What sucks about cell phones is you can’t slam the receiver down. I tapped the “end” button.

There was blood smeared all over my phone now.

I had no Band-Aids so I ran my hand under hot water. When I stopped the water, the bright red continued to ooze from the slivered skin. I could blot it with a paper towel. I could try to get the blood to clot. Or…

I saw movement under a plate. A baby roach emerged and crawled to the end of a serrated knife blade.

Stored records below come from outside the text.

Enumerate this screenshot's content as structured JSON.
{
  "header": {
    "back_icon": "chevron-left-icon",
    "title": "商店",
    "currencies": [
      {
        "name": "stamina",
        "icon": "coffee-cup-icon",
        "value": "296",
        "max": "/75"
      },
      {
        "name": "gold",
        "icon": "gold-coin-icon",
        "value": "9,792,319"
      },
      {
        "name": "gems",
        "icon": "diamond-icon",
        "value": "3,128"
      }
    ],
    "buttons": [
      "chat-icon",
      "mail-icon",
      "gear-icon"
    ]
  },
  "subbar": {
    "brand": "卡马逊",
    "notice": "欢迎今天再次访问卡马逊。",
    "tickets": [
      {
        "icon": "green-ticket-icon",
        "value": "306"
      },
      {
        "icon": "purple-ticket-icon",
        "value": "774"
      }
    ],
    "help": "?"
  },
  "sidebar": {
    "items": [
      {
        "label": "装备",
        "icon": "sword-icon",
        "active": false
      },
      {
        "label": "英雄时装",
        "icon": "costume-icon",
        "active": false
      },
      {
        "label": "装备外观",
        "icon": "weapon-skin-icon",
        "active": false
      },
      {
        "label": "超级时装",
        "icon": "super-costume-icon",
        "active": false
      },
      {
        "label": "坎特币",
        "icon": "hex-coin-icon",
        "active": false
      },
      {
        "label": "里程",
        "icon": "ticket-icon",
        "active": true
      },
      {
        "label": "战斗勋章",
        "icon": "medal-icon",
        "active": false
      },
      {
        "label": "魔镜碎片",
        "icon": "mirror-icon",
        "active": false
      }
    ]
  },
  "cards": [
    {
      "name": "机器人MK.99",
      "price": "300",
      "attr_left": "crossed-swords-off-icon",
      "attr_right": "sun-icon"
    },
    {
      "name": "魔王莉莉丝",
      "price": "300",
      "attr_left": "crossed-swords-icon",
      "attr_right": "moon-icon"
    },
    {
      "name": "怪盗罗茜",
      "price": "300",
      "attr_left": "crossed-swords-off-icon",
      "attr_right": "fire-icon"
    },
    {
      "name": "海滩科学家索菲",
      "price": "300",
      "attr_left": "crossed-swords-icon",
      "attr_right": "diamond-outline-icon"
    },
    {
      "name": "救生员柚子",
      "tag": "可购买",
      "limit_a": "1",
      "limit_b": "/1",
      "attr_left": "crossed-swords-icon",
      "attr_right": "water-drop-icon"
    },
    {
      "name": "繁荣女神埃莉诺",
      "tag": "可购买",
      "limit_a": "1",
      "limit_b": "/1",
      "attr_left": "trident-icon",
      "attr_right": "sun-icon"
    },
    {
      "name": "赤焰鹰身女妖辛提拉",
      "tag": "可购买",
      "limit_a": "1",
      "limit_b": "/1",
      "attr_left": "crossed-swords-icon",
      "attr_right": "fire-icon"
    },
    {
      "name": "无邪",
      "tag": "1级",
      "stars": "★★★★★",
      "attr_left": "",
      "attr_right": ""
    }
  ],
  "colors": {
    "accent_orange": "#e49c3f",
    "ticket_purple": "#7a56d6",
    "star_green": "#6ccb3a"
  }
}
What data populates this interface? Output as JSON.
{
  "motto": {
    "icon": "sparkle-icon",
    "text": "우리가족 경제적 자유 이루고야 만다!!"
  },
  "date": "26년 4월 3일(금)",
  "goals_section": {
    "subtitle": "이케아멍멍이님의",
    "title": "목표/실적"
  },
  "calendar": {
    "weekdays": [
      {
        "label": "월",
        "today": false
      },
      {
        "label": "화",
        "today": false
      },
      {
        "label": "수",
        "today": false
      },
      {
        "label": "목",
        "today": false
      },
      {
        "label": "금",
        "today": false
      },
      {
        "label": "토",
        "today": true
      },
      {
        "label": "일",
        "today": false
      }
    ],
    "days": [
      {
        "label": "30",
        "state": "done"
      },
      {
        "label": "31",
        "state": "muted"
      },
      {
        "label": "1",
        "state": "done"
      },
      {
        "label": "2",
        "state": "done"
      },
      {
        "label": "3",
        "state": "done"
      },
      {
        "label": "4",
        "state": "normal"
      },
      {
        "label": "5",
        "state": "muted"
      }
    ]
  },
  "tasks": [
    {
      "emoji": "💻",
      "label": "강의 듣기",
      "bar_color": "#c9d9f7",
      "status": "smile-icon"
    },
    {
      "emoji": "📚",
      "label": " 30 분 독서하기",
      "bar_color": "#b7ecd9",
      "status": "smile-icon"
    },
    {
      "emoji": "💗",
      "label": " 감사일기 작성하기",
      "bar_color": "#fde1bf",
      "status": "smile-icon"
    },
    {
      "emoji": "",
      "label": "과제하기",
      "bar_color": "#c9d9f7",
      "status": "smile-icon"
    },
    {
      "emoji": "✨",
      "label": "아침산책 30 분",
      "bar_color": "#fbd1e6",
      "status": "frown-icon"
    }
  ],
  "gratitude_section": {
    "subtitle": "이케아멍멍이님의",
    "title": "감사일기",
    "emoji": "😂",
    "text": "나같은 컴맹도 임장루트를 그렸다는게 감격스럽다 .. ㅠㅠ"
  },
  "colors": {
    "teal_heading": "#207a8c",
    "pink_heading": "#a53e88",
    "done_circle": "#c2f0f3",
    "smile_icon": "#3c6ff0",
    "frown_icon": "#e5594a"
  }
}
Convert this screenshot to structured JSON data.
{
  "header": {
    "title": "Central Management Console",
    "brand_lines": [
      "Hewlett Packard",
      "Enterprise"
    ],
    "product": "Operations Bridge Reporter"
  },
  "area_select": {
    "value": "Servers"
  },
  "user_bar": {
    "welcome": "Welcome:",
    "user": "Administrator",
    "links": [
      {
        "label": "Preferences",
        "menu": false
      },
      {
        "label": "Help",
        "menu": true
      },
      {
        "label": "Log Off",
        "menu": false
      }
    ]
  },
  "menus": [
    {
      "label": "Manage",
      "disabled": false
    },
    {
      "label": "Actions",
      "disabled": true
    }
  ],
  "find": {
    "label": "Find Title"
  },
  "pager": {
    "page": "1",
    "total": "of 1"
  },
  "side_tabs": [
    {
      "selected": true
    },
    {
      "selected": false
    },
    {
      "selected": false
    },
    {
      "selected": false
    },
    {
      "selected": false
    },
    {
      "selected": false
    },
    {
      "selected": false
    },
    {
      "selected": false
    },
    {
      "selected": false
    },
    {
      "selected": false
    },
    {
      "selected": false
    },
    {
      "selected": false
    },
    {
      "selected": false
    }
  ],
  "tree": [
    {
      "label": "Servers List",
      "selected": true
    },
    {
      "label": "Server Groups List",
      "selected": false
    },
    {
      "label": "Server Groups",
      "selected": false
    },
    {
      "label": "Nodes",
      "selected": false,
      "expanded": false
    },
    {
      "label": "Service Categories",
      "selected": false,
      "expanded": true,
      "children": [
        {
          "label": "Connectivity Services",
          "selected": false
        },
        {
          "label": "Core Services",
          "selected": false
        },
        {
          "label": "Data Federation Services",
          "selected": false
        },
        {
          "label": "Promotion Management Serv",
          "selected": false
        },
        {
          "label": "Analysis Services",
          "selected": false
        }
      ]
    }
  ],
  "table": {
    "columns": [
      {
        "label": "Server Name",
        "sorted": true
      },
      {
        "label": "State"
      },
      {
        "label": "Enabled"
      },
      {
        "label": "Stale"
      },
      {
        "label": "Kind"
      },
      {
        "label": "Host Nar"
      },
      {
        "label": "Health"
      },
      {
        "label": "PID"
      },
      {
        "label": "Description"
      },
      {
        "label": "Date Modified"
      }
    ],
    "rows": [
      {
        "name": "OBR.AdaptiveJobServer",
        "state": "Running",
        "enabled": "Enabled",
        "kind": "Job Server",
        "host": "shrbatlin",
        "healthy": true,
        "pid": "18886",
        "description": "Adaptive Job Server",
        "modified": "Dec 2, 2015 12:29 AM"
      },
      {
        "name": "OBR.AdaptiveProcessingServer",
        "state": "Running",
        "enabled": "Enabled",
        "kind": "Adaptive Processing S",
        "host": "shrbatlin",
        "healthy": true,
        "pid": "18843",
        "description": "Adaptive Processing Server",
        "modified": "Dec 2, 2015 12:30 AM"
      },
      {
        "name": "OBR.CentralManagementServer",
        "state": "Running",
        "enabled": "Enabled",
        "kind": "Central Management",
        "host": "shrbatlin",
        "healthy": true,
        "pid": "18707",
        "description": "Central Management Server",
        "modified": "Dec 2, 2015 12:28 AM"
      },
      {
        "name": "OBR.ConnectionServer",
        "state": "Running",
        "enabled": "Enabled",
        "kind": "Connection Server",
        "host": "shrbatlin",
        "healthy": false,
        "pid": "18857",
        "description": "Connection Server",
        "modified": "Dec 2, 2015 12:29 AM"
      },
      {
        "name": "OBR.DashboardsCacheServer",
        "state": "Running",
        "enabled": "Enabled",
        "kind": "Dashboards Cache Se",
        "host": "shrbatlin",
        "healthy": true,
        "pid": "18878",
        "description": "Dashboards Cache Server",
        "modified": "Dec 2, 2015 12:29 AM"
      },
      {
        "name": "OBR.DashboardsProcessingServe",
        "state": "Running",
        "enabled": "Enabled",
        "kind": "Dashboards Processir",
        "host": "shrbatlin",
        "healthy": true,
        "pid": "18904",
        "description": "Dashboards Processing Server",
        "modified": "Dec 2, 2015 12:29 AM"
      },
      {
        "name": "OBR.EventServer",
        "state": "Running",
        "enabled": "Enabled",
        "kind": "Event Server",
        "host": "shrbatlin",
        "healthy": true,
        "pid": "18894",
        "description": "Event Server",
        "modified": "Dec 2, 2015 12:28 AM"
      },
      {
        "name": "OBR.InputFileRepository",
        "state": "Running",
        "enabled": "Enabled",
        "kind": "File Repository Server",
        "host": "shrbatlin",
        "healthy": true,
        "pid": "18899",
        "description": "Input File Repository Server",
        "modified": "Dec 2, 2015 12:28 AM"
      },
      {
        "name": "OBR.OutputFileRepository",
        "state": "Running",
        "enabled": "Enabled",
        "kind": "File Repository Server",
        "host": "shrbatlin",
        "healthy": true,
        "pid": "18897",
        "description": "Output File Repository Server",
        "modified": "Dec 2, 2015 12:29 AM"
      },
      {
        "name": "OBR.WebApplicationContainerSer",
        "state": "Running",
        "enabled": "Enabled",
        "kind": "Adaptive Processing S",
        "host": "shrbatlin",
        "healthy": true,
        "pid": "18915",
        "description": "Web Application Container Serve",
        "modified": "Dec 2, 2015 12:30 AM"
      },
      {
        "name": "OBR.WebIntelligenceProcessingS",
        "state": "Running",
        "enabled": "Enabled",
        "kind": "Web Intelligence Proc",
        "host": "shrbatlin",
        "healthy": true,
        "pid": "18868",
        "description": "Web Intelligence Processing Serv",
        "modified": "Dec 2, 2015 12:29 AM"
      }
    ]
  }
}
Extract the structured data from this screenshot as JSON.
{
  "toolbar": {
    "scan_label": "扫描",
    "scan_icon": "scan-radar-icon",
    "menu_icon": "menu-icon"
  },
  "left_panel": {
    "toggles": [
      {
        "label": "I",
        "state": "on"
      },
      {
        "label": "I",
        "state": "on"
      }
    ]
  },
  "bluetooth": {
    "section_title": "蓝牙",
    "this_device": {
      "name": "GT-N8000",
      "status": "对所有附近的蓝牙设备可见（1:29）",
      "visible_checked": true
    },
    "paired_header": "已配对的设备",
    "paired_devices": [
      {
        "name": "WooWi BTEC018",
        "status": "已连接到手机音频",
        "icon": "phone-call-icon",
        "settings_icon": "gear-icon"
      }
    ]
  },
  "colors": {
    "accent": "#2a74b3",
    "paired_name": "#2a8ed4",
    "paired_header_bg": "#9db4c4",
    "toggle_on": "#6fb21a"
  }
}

Could I not just continue to bleed? Bleed until there was nothing more to come out? Could I not speed up the bloodletting? To end the gnawing self-pity? To end the self-hatred because I was one hundred percent aware I was indulging in gnawing self-pity? To stop the sabotage of random, menacing, purposeless attacks of a clawing, angry memory? To stop the anxiety that derives from never knowing why, when, and how I would be attacked? To stop the miserable pining for a life I wasn’t even sure I wanted? To stop pining for the people that would give me the life I wasn’t even sure I wanted?

Just to stop.

My phone beeped.

I’d received a text.

Please…Marzoli…please…

Even a “fuck you” from him would give my emotions something to chew on. Something to look forward to resolving. Something to look forward to not resolving.